Today, a bill sponsored by U.S. Senators Tom Udall (D-N.M.) and Martin Heinrich (D-N.M.) to designate two wilderness areas in the Río Grande del Norte National Monument, cleared the Senate Committee on Energy and Natural Resources.
"Communities around the Rio Grande Del Norte are very enthusiastic about the President's designation of the National Monument." said Sen. Udall. "Finalizing these study areas as wilderness will add to the positive economic impact of the monument designation, and help ensure that the most wild places are recognized and protected for future generations."

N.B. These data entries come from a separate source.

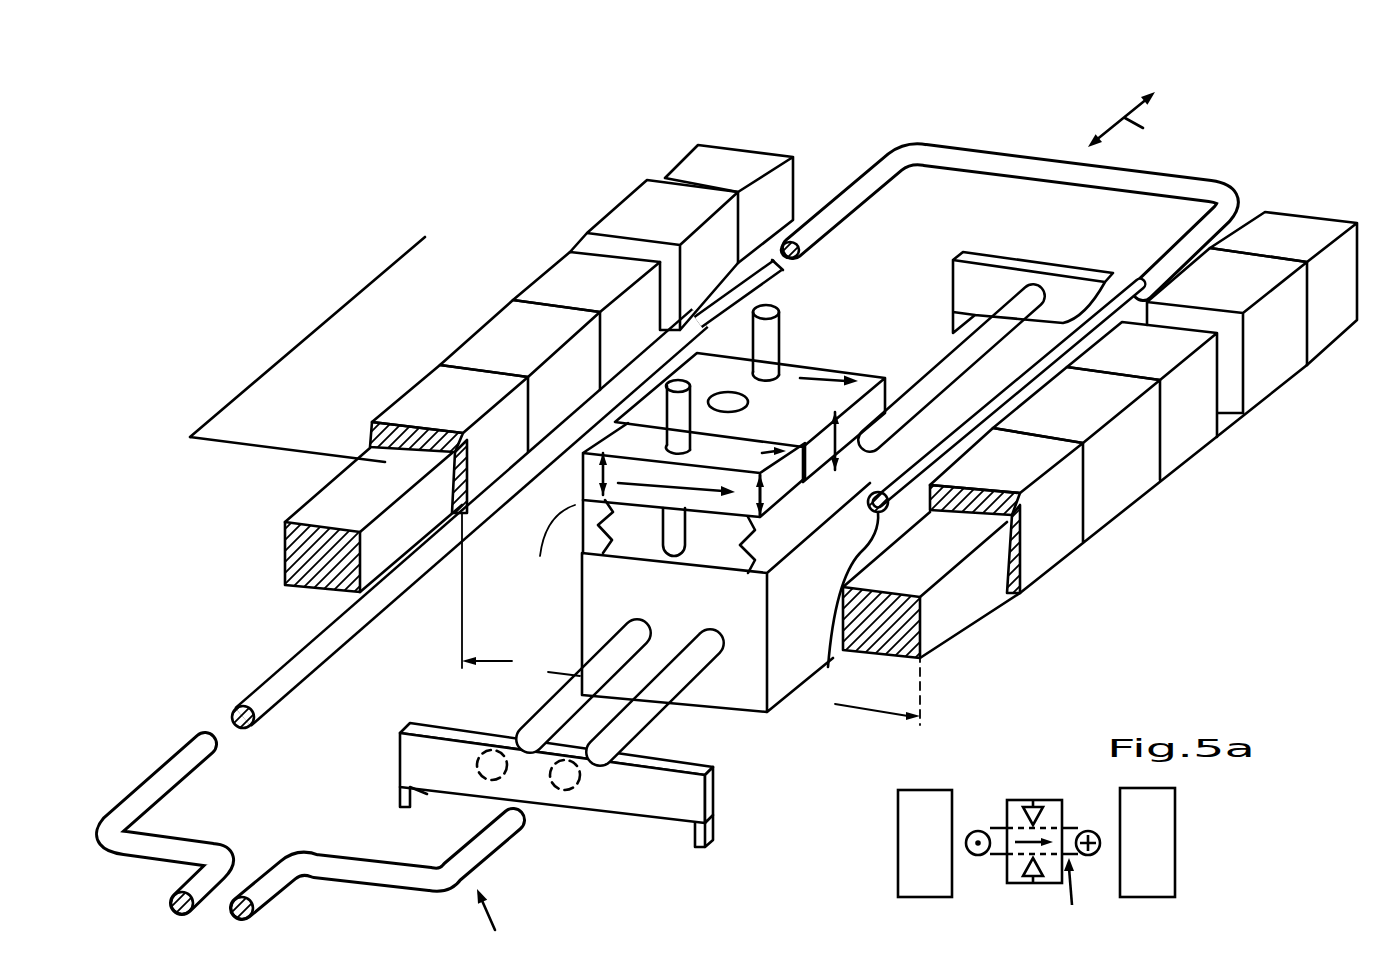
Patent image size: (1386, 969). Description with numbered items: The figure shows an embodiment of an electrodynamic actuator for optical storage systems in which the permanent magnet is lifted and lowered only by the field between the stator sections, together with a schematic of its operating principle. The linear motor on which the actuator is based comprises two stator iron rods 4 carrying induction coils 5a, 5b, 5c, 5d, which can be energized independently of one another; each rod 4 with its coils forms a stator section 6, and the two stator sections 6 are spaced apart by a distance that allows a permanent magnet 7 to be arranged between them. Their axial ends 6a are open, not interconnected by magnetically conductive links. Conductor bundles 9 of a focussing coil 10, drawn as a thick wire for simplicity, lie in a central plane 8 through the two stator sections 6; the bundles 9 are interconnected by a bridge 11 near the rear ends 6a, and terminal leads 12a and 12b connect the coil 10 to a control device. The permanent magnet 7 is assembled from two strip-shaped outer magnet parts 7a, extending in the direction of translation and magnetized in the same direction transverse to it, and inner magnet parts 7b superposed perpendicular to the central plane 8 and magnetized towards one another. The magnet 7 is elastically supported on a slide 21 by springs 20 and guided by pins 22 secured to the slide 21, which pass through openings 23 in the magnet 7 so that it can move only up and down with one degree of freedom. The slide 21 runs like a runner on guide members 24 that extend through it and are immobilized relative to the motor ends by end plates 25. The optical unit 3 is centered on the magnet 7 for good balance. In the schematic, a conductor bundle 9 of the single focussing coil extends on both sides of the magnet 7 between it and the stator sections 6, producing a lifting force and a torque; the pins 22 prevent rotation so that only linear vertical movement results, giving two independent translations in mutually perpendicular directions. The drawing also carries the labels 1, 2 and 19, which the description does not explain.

In FIG. 5, the device 1 is at (1062, 620).
In FIG. 5, the block assembly 2 is at (869, 344).
In FIG. 5, the optical unit 3 is at (1345, 222).
In FIG. 5, the stator iron rod 4 is at (285, 552).
In FIG. 5, the induction coil 5a is at (397, 405).
In FIG. 5, the induction coil 5b is at (487, 327).
In FIG. 5, the induction coil 5c is at (553, 272).
In FIG. 5, the induction coil 5d is at (633, 210).
In FIG. 5, the stator section 6 is at (372, 432).
In FIG. 5A, the stator section 6 is at (922, 880).
In FIG. 5, the axial end 6a is at (742, 148).
In FIG. 5, the permanent magnet 7 is at (870, 378).
In FIG. 5A, the permanent magnet 7 is at (1046, 800).
In FIG. 5, the outer magnet part 7a is at (802, 375).
In FIG. 5, the inner magnet part 7b is at (798, 455).
In FIG. 5, the central plane 8 is at (270, 365).
In FIG. 5, the conductor bundle 9 is at (522, 483).
In FIG. 5A, the conductor bundle 9 is at (977, 830).
In FIG. 5, the focussing coil 10 is at (502, 922).
In FIG. 5A, the focussing coil 10 is at (1071, 896).
In FIG. 5, the bridge 11 is at (978, 155).
In FIG. 5, the terminal lead 12a is at (187, 890).
In FIG. 5, the terminal lead 12b is at (266, 890).
In FIG. 5, the lower plate 19 is at (687, 488).
In FIG. 5, the spring 20 is at (603, 520).
In FIG. 5, the slide 21 is at (803, 663).
In FIG. 5, the pin 22 is at (663, 528).
In FIG. 5, the opening 23 is at (665, 445).
In FIG. 5, the guide member 24 is at (672, 733).
In FIG. 5, the end plate 25 is at (962, 294).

"This bill would create two wilderness areas in northern New Mexico, the Cerro del Yuta Wilderness and the Rio San Antonio Wilderness," said Sen. Heinrich, a member of the Senate Committee on Energy and Natural Resources. "The community of northern New Mexico, including a broad coalition of elected officials, local business owners, sportsmen, land grant heirs, ranchers, and conservationists, have worked incredibly hard to protect these areas. Doing so would complete the last piece of protecting the striking landscape of the Río Grande del Norte National Monument. I'm proud to join my colleague, Senator Tom Udall, in taking this step to preserve this area that is so important to New Mexicans and our growing Western economy."

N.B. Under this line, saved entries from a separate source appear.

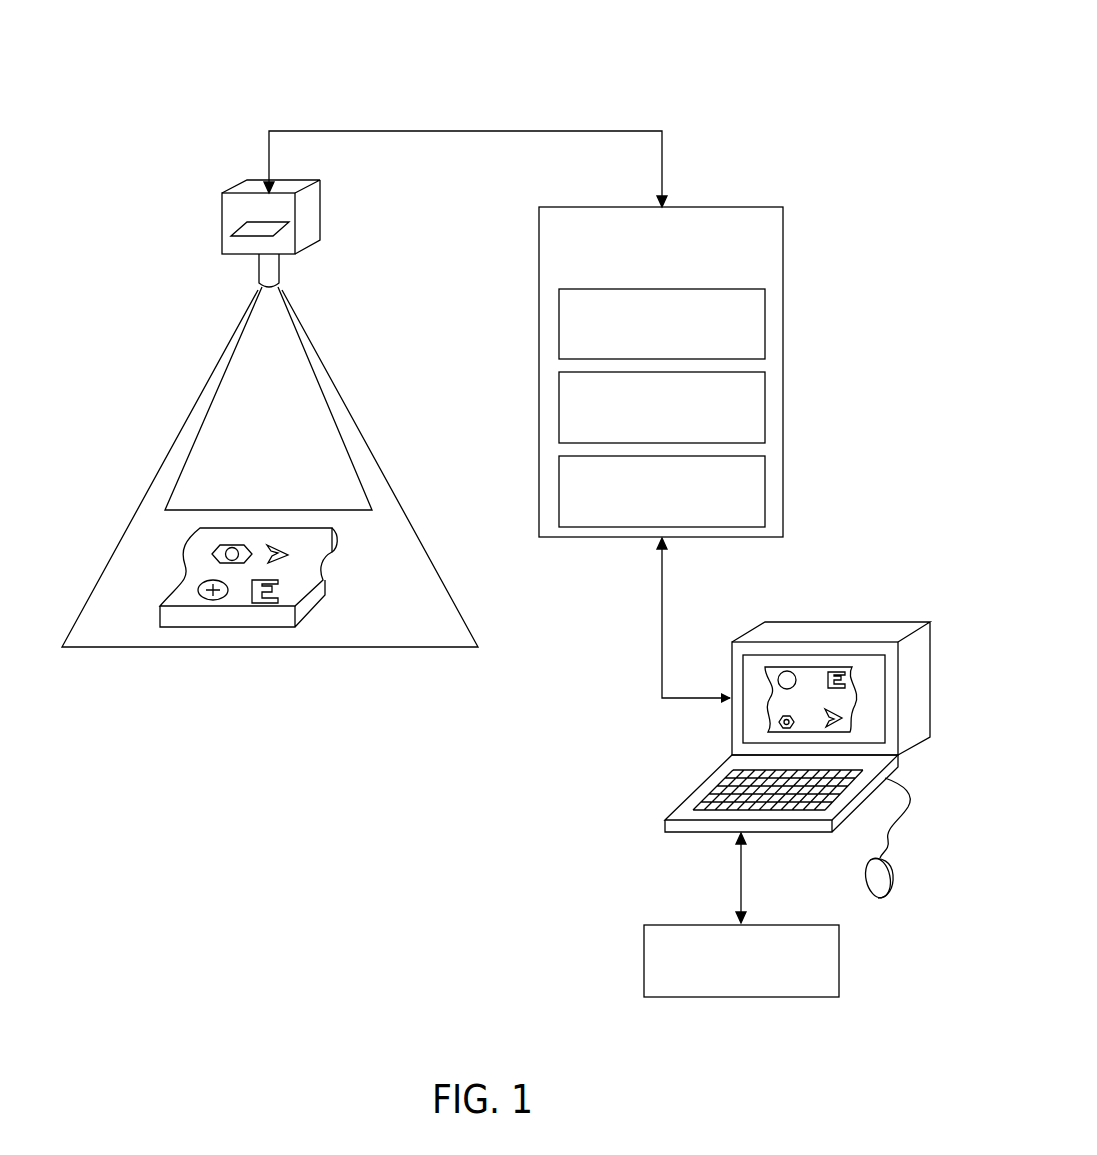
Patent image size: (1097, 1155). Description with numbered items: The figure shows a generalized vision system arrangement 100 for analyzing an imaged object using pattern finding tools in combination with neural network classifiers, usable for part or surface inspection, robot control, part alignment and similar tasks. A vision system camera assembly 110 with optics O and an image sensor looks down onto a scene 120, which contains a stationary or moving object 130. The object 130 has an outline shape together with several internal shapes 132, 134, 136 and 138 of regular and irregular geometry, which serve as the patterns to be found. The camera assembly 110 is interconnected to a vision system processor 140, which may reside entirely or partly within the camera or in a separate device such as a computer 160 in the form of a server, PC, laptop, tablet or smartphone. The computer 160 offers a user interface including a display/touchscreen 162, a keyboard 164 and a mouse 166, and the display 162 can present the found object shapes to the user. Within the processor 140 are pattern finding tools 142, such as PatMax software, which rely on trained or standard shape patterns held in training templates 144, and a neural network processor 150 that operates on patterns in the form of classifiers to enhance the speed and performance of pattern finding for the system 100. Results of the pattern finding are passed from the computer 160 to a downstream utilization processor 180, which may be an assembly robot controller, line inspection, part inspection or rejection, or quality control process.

The vision system arrangement 100 is at (634, 58).
The vision system camera assembly 110 is at (315, 213).
The optics O is at (281, 267).
The scene 120 is at (383, 658).
The object 130 is at (333, 574).
The internal shape 132 is at (280, 547).
The internal shape 134 is at (272, 603).
The internal shape 136 is at (215, 600).
The internal shape 138 is at (232, 545).
The vision system processor 140 is at (704, 326).
The pattern finding tools 142 is at (767, 322).
The training templates 144 is at (767, 490).
The neural network processor 150 is at (767, 407).
The computer 160 is at (773, 717).
The display/touchscreen 162 is at (870, 667).
The keyboard 164 is at (713, 793).
The mouse 166 is at (888, 882).
The utilization process(or) 180 is at (644, 960).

"The Rio Grande Del Norte Coalition in Taos County partnered with nontraditional conservation groups including grazing permitees, land grant heirs, Acequia members, small businesses and many community members," said John Olivas, Chairman of the Mora County Commission, and Mora Land Grant Heir. "We are hopeful that our coalition has set the stage for public land conservation campaigns across the country. Thank you Taos County for recognizing this fabulous opportunity to protect lands, water and culture in your community."
Earlier this year, President Barack Obama designated of the Río Grande del Norte as a national monument. The Río Grande del Norte monument proclamation is modeled after the lawmakers' legislative efforts to protect the 240,000-acre swath of land. The Bureau of Land Management, under the Department of the Interior, will continue to manage the monument.